The stock market has fallen from its record peak in 2021, and investors are on edge about what may happen in the near term.

In such a market environment, long-term investors have a few smart tricks up the sleeves that help them keep a steady footing and ensure that their investments stay profitable during such unstable times.

Here are some smart things you can do in your brokerage account while the market is down.

Let It Pass

Sometimes, the best thing you can do is just to let the market storm pass and avoid making frequent glances at your brokerage account.

For your security, it would help to keep yourself updated with the current state of the market and your investments. After all, occasionally checking your account allows you to determine whether you need to rebalance and can be a wise move if you’re near retirement.

However, many looks at their brokerage account more often than they should. Such a practice can affect them emotionally, especially when they see their account value dropping, leading them to make some poor investment decisions.

When markets are down, emotional influence is a significant obstacle that investors must overcome and learn to use to their advantage.

Seeing your portfolio value decline could prompt you to leave before the situation grows more dire. But if you look at it from a long-term perspective, choosing to take flight is never a good idea. That is why you should avoid checking your brokerage account regularly.

Rebalance

Rebalancing is a process where you aim to keep your portfolio’s asset allocation in line with your investment strategy by buying and selling specific holdings.

For example, if a stock in your portfolio has become overweight, you can put new money into other stocks until you balance the risk and reward in the portfolio again.
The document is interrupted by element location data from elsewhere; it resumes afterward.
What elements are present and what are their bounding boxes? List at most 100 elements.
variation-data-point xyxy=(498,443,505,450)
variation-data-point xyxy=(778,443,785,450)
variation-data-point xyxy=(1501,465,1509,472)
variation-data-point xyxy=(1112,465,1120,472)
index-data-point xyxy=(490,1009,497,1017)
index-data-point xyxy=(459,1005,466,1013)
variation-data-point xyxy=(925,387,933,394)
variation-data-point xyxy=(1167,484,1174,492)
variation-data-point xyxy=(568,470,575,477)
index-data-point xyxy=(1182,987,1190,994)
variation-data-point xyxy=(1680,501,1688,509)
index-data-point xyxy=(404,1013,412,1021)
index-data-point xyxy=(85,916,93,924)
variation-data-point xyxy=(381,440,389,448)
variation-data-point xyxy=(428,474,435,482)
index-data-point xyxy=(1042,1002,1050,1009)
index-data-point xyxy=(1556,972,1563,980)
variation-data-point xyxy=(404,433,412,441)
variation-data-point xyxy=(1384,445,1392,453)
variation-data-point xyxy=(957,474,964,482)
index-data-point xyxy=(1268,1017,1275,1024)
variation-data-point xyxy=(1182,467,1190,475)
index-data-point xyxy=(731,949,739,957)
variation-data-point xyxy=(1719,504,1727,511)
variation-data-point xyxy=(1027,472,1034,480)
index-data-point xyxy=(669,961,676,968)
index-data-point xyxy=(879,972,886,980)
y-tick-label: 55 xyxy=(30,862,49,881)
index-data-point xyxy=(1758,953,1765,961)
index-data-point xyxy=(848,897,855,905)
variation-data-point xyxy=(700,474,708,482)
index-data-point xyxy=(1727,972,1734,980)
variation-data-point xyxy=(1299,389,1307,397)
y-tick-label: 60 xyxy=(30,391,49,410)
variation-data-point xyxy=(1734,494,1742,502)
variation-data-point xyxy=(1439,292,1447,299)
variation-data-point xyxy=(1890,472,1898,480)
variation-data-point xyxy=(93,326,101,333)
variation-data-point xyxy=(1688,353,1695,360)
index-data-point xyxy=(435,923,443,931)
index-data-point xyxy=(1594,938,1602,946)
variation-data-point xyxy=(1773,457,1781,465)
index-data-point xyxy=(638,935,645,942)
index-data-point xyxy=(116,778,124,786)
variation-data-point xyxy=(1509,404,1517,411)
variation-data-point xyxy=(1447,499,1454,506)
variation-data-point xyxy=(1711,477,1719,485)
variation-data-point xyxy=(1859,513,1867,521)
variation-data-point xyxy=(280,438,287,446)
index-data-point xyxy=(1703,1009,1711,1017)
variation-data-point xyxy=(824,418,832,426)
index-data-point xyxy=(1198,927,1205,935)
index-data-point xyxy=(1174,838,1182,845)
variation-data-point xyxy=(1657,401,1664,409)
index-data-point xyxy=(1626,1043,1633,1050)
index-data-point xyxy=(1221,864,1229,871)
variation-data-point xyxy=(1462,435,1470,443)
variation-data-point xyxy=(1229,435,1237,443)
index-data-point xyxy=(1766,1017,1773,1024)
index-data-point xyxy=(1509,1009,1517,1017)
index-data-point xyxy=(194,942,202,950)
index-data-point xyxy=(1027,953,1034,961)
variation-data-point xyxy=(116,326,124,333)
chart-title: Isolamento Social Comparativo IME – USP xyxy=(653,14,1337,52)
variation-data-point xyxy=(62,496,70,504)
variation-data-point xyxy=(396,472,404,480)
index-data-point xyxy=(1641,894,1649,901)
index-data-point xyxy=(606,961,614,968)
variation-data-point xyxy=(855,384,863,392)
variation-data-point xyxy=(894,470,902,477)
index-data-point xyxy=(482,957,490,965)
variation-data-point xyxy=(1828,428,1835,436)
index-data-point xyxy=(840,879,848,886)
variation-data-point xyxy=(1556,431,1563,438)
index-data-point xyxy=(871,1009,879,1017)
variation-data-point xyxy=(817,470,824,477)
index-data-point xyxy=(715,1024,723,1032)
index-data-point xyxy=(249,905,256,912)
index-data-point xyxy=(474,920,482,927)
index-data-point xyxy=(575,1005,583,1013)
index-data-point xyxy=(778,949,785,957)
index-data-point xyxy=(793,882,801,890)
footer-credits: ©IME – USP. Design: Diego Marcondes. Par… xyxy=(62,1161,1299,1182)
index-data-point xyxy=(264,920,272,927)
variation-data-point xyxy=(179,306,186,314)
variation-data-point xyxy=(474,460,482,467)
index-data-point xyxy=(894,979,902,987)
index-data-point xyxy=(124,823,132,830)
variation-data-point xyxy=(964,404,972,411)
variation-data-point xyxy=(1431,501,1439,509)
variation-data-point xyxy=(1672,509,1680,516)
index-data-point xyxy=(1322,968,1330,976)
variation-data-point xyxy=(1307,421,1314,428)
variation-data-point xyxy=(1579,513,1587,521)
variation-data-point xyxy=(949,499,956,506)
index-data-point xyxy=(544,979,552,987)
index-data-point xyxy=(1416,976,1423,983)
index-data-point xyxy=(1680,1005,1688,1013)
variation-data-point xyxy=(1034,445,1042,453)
Another option is to sell your well-performing investments and redirect the returns into certain asset classes in your portfolio that may need a boost to bring the allocation back to your preferred level.

Investors sometimes choose to be hands-on with rebalancing, even if it’s automatic with target-date funds or robo-advisors. If you take the manual approach, it’s vital that you go over your investments after the market makes a sharp climb or decline.

Boost Retirement Contributions

A market downturn can be an excellent time to ramp up your retirement contributions. Because not only are you saving more for your future, but you’ll be doing so during a down market, which has proven to be an excellent time to make some new investments.

Financial professionals recommend that people set aside 10% of their income for retirement contributions, which doesn’t include employer matching contributions. While the average 401(k) contribution is around 7%, many usually contribute 3% to 5% to benefit from their employer’s match.

Nevertheless, you don’t have to start saving 10% of your salary for retirement contributions right away. Contributing only 1% of your income to a 401(k) or individual retirement account (IRA) can also be helpful over the long term.